MSM Malaysia Holdings Berhad (MSM), the country’s leading refined sugar producer and a subsidiary of Felda Global Ventures Holdings Berhad (FGV), swings back to the black in its first quarter ended 31 March 2018 (Q1FY18), as it delivers a net profit of RM15.81 million against a net loss of RM34.62 million recorded in the prior year comparable period.
Earnings per share for the quarter under review stood at RM2.25 against RM4.93 in loss per share in Q1FY17. The much-improved performance in the current quarter was attributable mainly due to lower raw material costs and favorable foreign exchange rate. Also boosting MSM’s performance is the reduction of administrative expenses, down 33.0% quarter-on-quarter or RM9.1 million from RM23.8 million.
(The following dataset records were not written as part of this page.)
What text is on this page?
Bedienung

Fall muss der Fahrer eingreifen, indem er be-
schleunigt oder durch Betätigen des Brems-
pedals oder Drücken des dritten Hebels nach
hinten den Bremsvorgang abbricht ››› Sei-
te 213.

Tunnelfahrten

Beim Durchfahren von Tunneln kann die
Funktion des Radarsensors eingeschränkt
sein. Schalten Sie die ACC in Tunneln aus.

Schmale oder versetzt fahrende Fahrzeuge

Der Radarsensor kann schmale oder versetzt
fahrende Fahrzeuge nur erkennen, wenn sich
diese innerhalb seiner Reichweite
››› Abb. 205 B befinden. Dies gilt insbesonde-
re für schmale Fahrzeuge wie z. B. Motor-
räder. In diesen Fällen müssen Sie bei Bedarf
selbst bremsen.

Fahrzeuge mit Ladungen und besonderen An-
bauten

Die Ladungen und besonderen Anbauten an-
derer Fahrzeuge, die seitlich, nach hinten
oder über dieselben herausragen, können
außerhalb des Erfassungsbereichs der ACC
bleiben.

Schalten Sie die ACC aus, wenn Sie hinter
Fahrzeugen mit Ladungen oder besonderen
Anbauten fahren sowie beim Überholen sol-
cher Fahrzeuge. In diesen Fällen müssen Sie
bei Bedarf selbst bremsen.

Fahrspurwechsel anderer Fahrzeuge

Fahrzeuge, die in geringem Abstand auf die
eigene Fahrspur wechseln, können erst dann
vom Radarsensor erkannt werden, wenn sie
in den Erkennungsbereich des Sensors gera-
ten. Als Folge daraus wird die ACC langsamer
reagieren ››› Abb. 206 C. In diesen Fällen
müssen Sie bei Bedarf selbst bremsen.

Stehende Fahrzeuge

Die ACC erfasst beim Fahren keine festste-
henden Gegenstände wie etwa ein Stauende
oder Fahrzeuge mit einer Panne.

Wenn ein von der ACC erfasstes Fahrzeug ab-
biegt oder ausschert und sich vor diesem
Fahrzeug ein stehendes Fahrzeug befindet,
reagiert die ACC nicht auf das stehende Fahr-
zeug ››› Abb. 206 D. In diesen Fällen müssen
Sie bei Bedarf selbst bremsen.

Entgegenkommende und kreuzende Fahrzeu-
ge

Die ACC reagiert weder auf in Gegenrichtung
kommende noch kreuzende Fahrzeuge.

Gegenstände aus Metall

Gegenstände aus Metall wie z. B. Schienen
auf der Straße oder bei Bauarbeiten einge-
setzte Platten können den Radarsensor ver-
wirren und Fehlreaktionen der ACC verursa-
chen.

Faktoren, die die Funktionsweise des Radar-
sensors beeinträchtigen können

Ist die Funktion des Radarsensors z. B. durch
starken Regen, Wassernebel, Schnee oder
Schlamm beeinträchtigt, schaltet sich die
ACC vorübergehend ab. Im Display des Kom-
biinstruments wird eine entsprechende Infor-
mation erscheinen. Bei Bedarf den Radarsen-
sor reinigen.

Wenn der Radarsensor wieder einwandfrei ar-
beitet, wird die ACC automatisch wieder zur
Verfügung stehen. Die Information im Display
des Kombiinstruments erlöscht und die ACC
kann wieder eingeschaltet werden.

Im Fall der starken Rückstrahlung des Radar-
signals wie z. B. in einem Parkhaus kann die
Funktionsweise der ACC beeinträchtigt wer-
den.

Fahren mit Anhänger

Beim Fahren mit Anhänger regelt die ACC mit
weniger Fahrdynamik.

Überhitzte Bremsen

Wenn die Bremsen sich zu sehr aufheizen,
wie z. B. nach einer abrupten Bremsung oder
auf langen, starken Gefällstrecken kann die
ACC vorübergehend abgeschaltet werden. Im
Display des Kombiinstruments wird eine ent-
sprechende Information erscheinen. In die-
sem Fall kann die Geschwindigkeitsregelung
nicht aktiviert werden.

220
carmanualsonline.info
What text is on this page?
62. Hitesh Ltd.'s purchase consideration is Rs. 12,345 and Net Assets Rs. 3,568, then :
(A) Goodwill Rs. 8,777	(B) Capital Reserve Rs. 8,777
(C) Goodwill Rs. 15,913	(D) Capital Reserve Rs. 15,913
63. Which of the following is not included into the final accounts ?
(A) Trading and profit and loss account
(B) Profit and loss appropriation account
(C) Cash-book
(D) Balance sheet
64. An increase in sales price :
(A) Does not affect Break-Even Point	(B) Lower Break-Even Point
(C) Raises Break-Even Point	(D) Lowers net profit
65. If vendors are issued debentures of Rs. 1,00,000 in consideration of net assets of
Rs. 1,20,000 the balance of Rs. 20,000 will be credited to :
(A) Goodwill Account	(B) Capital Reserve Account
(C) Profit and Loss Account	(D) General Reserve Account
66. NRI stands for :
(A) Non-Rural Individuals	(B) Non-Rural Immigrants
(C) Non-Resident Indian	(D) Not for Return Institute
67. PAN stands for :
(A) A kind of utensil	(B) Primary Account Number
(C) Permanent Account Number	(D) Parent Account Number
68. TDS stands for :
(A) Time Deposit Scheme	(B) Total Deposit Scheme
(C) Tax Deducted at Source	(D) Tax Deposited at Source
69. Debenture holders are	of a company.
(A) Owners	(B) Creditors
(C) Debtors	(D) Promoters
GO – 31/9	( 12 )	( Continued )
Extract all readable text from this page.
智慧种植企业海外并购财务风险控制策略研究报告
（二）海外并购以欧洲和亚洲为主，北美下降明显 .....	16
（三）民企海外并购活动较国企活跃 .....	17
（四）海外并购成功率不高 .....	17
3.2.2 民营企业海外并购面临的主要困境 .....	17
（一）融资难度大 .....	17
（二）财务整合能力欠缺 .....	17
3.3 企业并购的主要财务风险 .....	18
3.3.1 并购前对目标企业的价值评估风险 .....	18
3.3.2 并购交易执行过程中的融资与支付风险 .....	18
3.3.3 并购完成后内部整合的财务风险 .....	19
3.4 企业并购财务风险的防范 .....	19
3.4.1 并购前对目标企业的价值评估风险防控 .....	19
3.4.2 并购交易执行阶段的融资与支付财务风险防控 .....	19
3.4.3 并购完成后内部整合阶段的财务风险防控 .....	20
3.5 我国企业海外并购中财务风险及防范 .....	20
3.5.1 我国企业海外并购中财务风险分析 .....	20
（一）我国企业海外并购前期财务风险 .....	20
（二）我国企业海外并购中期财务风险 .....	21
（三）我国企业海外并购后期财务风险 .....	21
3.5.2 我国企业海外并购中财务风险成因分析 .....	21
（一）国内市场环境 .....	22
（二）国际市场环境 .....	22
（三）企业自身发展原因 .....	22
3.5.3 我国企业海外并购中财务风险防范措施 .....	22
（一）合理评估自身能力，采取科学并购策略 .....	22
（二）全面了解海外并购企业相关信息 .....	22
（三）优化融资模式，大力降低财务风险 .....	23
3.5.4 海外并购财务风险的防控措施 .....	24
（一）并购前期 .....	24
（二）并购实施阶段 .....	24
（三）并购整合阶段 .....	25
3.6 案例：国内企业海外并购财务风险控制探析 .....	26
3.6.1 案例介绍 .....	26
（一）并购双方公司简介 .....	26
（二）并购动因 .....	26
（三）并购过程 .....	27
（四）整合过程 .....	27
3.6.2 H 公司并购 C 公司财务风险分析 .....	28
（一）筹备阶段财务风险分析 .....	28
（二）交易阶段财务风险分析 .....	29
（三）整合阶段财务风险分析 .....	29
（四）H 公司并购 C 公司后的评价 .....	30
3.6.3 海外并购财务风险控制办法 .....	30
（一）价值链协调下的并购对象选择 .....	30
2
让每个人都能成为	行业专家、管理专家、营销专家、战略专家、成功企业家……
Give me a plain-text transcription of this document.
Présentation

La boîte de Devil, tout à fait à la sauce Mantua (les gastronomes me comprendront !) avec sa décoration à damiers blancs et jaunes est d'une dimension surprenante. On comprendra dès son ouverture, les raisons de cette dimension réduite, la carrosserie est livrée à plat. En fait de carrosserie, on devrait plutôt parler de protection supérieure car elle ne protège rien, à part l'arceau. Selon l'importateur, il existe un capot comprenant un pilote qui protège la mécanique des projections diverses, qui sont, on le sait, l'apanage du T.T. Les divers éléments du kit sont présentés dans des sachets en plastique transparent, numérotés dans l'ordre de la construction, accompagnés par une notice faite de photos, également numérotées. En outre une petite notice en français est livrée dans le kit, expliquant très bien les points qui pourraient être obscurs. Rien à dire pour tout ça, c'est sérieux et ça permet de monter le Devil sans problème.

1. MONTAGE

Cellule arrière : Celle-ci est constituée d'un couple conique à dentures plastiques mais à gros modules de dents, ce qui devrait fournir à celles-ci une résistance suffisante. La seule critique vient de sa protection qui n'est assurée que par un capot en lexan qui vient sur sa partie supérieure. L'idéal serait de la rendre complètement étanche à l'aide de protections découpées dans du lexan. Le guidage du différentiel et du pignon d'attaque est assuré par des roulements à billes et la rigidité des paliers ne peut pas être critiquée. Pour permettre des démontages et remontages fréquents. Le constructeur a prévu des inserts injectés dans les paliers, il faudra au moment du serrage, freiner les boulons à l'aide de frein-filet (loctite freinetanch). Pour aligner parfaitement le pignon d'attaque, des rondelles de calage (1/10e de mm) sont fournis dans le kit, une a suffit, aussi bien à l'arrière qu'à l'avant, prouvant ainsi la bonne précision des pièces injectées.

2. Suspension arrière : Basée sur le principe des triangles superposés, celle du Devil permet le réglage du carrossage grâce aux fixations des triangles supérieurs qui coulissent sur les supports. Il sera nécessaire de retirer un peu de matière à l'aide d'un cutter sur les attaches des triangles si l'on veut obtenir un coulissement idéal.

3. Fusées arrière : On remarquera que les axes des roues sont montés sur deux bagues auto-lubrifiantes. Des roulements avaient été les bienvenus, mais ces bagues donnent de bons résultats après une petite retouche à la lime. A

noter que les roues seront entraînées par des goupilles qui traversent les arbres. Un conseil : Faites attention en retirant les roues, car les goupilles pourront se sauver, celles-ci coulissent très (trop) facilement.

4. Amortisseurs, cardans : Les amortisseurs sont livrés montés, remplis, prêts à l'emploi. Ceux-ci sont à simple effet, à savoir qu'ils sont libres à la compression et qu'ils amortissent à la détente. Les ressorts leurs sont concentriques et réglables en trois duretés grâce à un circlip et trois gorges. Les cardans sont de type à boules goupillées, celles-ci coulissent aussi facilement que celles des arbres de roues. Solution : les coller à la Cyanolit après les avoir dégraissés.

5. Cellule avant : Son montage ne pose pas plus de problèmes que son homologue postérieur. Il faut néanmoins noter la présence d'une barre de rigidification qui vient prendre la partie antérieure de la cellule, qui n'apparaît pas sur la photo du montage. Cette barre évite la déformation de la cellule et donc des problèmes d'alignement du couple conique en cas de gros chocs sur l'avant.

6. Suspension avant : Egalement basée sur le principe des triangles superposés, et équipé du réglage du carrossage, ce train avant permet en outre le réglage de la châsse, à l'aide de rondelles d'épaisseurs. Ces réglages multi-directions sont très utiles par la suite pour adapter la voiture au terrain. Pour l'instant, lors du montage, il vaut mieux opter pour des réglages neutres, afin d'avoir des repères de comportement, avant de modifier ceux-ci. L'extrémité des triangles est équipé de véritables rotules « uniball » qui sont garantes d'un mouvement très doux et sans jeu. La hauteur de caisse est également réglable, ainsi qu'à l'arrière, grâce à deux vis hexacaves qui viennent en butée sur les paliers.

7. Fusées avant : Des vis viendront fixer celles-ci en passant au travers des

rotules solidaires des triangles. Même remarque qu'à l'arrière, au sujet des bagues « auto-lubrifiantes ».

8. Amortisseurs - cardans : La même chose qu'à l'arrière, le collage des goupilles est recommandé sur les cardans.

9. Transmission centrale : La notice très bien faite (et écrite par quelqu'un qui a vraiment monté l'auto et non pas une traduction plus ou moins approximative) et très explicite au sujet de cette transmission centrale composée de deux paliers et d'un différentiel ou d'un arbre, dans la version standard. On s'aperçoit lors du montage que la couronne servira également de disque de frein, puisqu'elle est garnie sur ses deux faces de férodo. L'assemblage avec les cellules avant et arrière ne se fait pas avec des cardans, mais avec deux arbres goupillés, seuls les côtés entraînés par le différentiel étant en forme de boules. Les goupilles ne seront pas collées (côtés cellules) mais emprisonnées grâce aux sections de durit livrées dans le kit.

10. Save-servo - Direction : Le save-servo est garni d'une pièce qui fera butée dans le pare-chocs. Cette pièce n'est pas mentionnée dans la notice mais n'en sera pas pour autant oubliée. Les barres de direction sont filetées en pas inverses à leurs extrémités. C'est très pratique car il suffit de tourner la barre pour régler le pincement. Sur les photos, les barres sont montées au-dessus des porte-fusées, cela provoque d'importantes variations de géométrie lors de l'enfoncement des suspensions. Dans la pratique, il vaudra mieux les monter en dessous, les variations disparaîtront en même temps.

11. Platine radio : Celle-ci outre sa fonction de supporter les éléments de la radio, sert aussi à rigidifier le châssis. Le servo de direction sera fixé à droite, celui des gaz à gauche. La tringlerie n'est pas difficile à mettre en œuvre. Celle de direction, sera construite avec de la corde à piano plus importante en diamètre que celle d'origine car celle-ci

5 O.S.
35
Revenue dipped by 15.4% compared to the same quarter last year of RM648.97 million, impaired by a decrease in the average selling price and a 7.0% reduction in overall tonnage sold - mainly from a reduction in export sales.
“While the circumstances were unfavourable in 2017, the first quarter performance shows encouraging signs towards a healthy balance sheet. It certainly is a continuous turn-around process and on this positive note, MSM’s direction is firm to reinforce its leading role in this business,” said MSM’s Executive Director, Dato’ Khairil Anuar Aziz.
MSM continues to strengthen its operational focus by marking down its raw sugar cost by 23.1% against Q1FY17. This however was hampered by an increase in the average refining cost due to higher fuel cost which resulted from an upward revision of the gas tariff in January by 16.0%.
The Ringgit Malaysia currency continues to strengthen, with a quarterly comparison between 2017 and 2018 at an average market rate of approximately 12.70%. However, MSM’s average currency rate is relatively higher than the market by about 1.91%.
For the past year, MSM has been marked by prudent cost management initiatives to ease pressure on its margins. The current quarter’s Profit Before Tax (PBT) of RM20.94 million is considered a feat as it shows a steady recovery and outperforms the corresponding quarter last year.
“The cost management initiatives are now sustainably embedded across the Group to stabilise the balance sheet. Ideally, we plan to maintain discipline in cost and operational efficiency while focusing investment on our profitable assets to maximise cashflow generation,” added Dato’ Khairil.
The Johor refinery is slated for commissioning in the first half of 2018 and continues to be budget prudent and in accordance to the timeline. The capacity growth is focused towards producing better margin and revenue via export sales improvement, particularly in South East Asia (SEA) and Middle East and North Africa (MENA) markets.
Industry-wise, sugar yields have improved significantly mainly aided by favourable Asian monsoon rains leading into a global sugar glut. Additionally, global supply is estimated to beat demand by 10.40 million metric tonnes in the current season, 26.0% more to erase shortages/deficit for the past two seasons.
Set to a positive motion in 2018, MSM looks to further improve inventory management, supply and distribution efficiency and operating expenditure optimisation to remain resilient for the remaining quarters in driving business forward. Most importantly, MSM continues to monitor its cashflows and working capital requirements to enable visibility of red flags and pro-active actions continues to be exercised to remain financially healthy.